The assembled mitogenome was initially annotated using the MITOS web server with invertebrate genetic codes39 and then analyzed using Geneious R927 and NCBI BLAST (https://blast.ncbi.nlm.nih.gov). The locations and secondary structures of 22 tRNAs were identified and predicted using tRNAscan-SE version 1.2140 and ARWEN version 1.241. Two rRNA genes were indetified based on the locations of adjacent tRNA genes and then compared with the rRNA genes of other Cicadellidae species. Next, the secondary structures of these rRNAs were predicted based on previously reported models16,17,25. DNASIS version 2.5 (Hitachi Engineering, Tokyo, Japan) and RNA Structure version 5.230 were used to predict helical elements present in variable regions. Strand asymmetry was calculated using the following formulas: AT skew = (A − T)/(A + T) and GC skew = (G − C)/(G + C)42. Furthermore, base composition and codon usage patterns of PCGs were analyzed using MEGA643. Repeated sequences in the L. auditura mitogenome were identified using the Tandem Repeats Finder tool (http://tandem.bu.edu/trf/trf.html)44. The complete L. auditura mitogenome is deposited in GenBank under the accession number MK387845.

Sequence alignment and phylogenetic analysis

Phylogenetic analysis was based on 45 Cicadellidae species with 2 Fulgoroidea species (Ricania speculum and Peregrinus maidis) selected as outgroups (Table S1). Sequences of 13 PCGs (without stop codons) and 2 rRNA genes were used to analyze the phylogenetic relationships. Each PCG and rRNA sequence was aligned using the MAFFT algorithm in Translator X (http://pc16141.mncn.csic.es/index_v4.html)45,46 and MAFFT v7.0 online server (https://mafft.cbrc.jp/alignment/server/) using the G-INS-i strategy47, respectively. Poorly aligned sequences were eliminated using Gblocks 9.1b (http://www.phylogeny.fr/one_task.cgi?task_type=gblocks)47. Finally, all sequences were assessed and manually corrected using MEGA643.
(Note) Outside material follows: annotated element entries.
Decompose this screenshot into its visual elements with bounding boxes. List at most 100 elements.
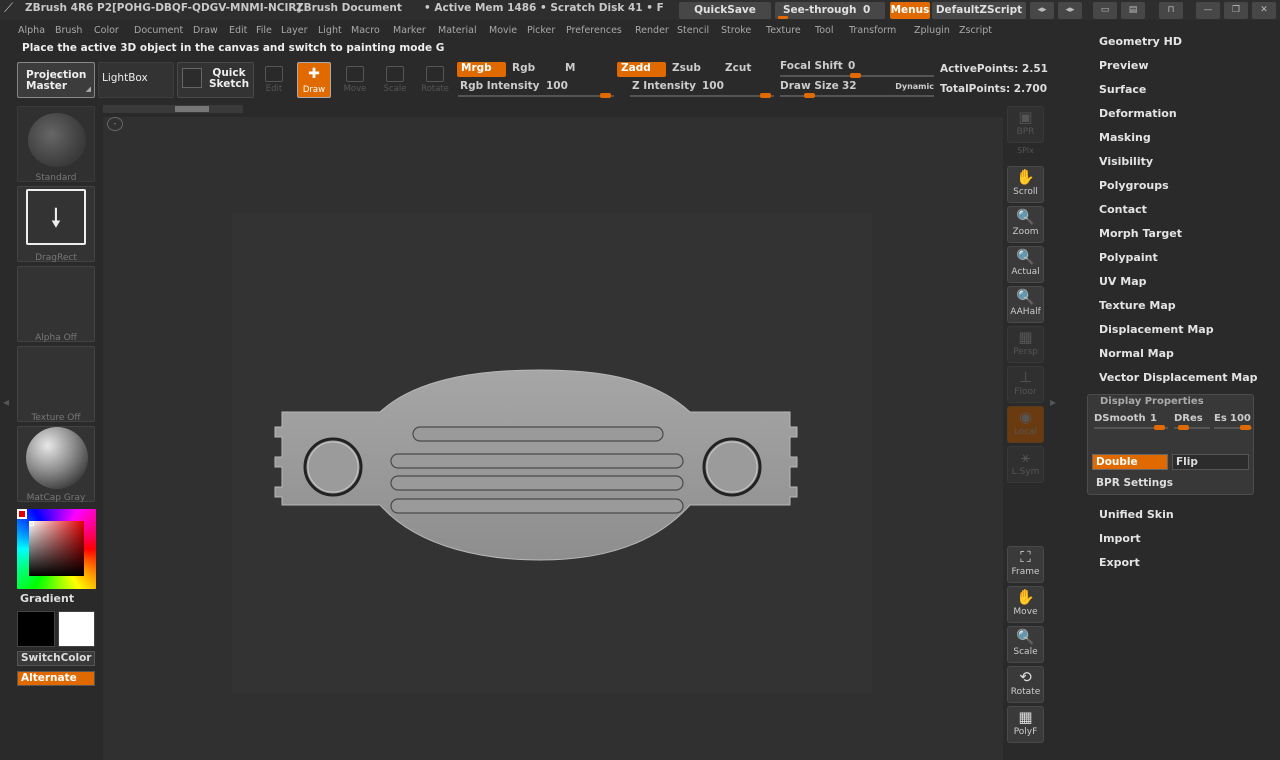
shelf-spix-button[interactable]: SPix [1007,146,1044,162]
shelf-persp-button[interactable]: ▦ Persp [1007,326,1044,363]
es-slider[interactable]: Es 100 [1214,413,1252,430]
flip-button[interactable]: Flip [1172,454,1249,470]
shelf-bpr-button[interactable]: ▣ BPR [1007,106,1044,143]
canvas-corner-icon[interactable]: - [107,117,123,131]
maximize-icon[interactable]: ❐ [1224,2,1248,19]
lightbox-button[interactable]: LightBox [98,62,174,98]
brush-selector[interactable]: Standard [17,106,95,183]
panel-surface[interactable]: Surface [1099,83,1146,96]
panel-visibility[interactable]: Visibility [1099,155,1153,168]
panel-geometry-hd[interactable]: Geometry HD [1099,35,1182,48]
draw-size-knob[interactable] [804,93,815,98]
dynamic-toggle[interactable]: Dynamic [895,82,934,91]
z-intensity-knob[interactable] [760,93,771,98]
menu-file[interactable]: File [256,25,272,36]
tool-scale-button[interactable]: Scale [378,62,412,98]
tray-right-icon[interactable]: ▤ [1121,2,1145,19]
rgb-intensity-slider[interactable]: Rgb Intensity 100 [458,80,614,98]
color-picker[interactable] [17,509,96,589]
focal-shift-slider[interactable]: Focal Shift 0 [780,60,934,78]
es-knob[interactable] [1240,425,1251,430]
3d-model-grill[interactable] [270,365,805,565]
shelf-rotate-button[interactable]: ⟲ Rotate [1007,666,1044,703]
shelf-frame-button[interactable]: ⛶ Frame [1007,546,1044,583]
menu-stencil[interactable]: Stencil [677,25,709,36]
menu-preferences[interactable]: Preferences [566,25,622,36]
gradient-color-swatch[interactable] [58,611,95,647]
m-button[interactable]: M [565,62,575,74]
rgb-button[interactable]: Rgb [512,62,535,74]
tool-move-button[interactable]: Move [338,62,372,98]
close-icon[interactable]: ✕ [1252,2,1276,19]
z-intensity-slider[interactable]: Z Intensity 100 [630,80,774,98]
tray-left-icon[interactable]: ▭ [1093,2,1117,19]
shelf-actual-button[interactable]: 🔍 Actual [1007,246,1044,283]
alpha-selector[interactable]: Alpha Off [17,266,95,343]
lock-icon[interactable]: ⊓ [1159,2,1183,19]
panel-import[interactable]: Import [1099,532,1141,545]
menu-stroke[interactable]: Stroke [721,25,751,36]
zadd-button[interactable]: Zadd [617,62,666,77]
dres-knob[interactable] [1178,425,1189,430]
main-color-swatch[interactable] [17,509,27,519]
stroke-selector[interactable]: 🠗 DragRect [17,186,95,263]
texture-selector[interactable]: Texture Off [17,346,95,423]
menu-alpha[interactable]: Alpha [18,25,45,36]
shelf-aahalf-button[interactable]: 🔍 AAHalf [1007,286,1044,323]
shelf-polyf-button[interactable]: ▦ PolyF [1007,706,1044,743]
menu-draw[interactable]: Draw [193,25,218,36]
mrgb-button[interactable]: Mrgb [457,62,506,77]
see-through-slider[interactable]: See-through 0 [775,2,885,19]
menu-layer[interactable]: Layer [281,25,308,36]
menu-marker[interactable]: Marker [393,25,426,36]
panel-polygroups[interactable]: Polygroups [1099,179,1169,192]
shelf-lsym-button[interactable]: ⚹ L.Sym [1007,446,1044,483]
quicksave-button[interactable]: QuickSave [679,2,771,19]
panel-uv-map[interactable]: UV Map [1099,275,1147,288]
bpr-settings-button[interactable]: BPR Settings [1096,477,1173,489]
shelf-move-button[interactable]: ✋ Move [1007,586,1044,623]
tool-edit-button[interactable]: Edit [257,62,291,98]
zcut-button[interactable]: Zcut [725,62,751,74]
alternate-button[interactable]: Alternate [17,671,95,686]
rgb-intensity-knob[interactable] [600,93,611,98]
secondary-color-swatch[interactable] [17,611,55,647]
scroll-right-icon[interactable]: ◂▸ [1058,2,1082,19]
panel-vector-displacement-map[interactable]: Vector Displacement Map [1099,371,1258,384]
minimize-icon[interactable]: — [1196,2,1220,19]
scroll-left-icon[interactable]: ◂▸ [1030,2,1054,19]
shelf-scroll-button[interactable]: ✋ Scroll [1007,166,1044,203]
panel-export[interactable]: Export [1099,556,1140,569]
dsmooth-knob[interactable] [1154,425,1165,430]
panel-displacement-map[interactable]: Displacement Map [1099,323,1214,336]
projection-master-button[interactable]: Projection Master ☞ ◢ [17,62,95,98]
dres-slider[interactable]: DRes [1174,413,1210,430]
focal-shift-knob[interactable] [850,73,861,78]
panel-polypaint[interactable]: Polypaint [1099,251,1158,264]
default-zscript-button[interactable]: DefaultZScript [932,2,1026,19]
panel-texture-map[interactable]: Texture Map [1099,299,1176,312]
menu-color[interactable]: Color [94,25,119,36]
shelf-local-button[interactable]: ◉ Local [1007,406,1044,443]
right-tray-arrow-icon[interactable]: ▸ [1050,395,1056,409]
display-properties-title[interactable]: Display Properties [1100,396,1204,407]
draw-size-slider[interactable]: Draw Size 32 Dynamic [780,80,934,98]
menus-button[interactable]: Menus [890,2,930,19]
panel-normal-map[interactable]: Normal Map [1099,347,1174,360]
menu-movie[interactable]: Movie [489,25,517,36]
menu-zscript[interactable]: Zscript [959,25,992,36]
panel-unified-skin[interactable]: Unified Skin [1099,508,1174,521]
menu-document[interactable]: Document [134,25,183,36]
menu-picker[interactable]: Picker [527,25,555,36]
panel-contact[interactable]: Contact [1099,203,1147,216]
color-square[interactable] [29,521,84,576]
menu-brush[interactable]: Brush [55,25,82,36]
shelf-scale-button[interactable]: 🔍 Scale [1007,626,1044,663]
panel-preview[interactable]: Preview [1099,59,1149,72]
menu-zplugin[interactable]: Zplugin [914,25,950,36]
menu-macro[interactable]: Macro [351,25,380,36]
panel-masking[interactable]: Masking [1099,131,1151,144]
menu-tool[interactable]: Tool [815,25,833,36]
zsub-button[interactable]: Zsub [672,62,701,74]
panel-morph-target[interactable]: Morph Target [1099,227,1182,240]
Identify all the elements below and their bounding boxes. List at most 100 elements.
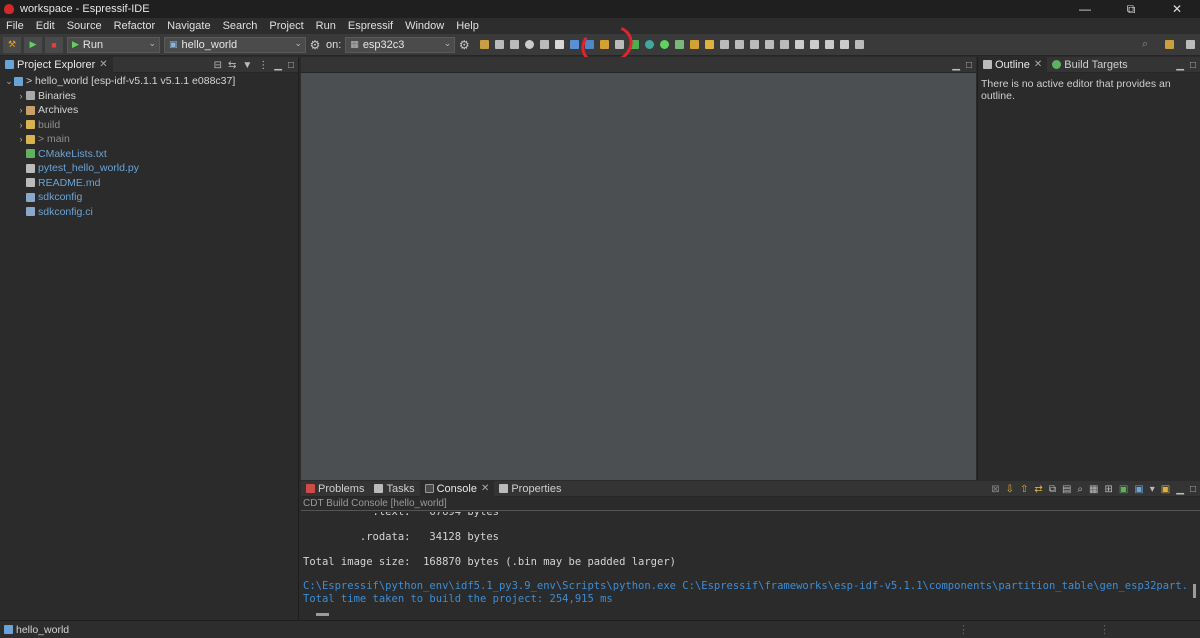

The alignments of individual genes were concatenated to generate 3 datasets including 13 PCGs and 2 rRNAs: (1) amino acid sequences of 13 PCGs (3,366 amino acids); (2) nucleotide sequences of 13 PCGs and 2 rRNAs (11,918 bp); (3) the first and second codons of 13 PCGs and 2 rRNAs (8,552 bp). ML phylogenetic trees were constructed using IQ-TREE v1.6.348, with the best model for each partition selected under the corrected Akaike Information Criteria using PartitionFinder2 (Table S2)49, and evaluated using the ultrafast bootstrap approximation approach for 10,000 replicates. Furthermore, BI analysis was conducted using MrBayes 3.2.650; following the partition schemes suggested by PartitionFinder, all model parameters were set as unlinked across partitions. Two simultaneous runs with 4 independent Markov chains were performed for 50 million generations, sampling every 100 generations. After the average standard deviation of split frequencies fell below 0.01, the first 25% samples were discarded as burn-in and the remaining trees were used to generate a consensus tree and calculate the posterior probabilities.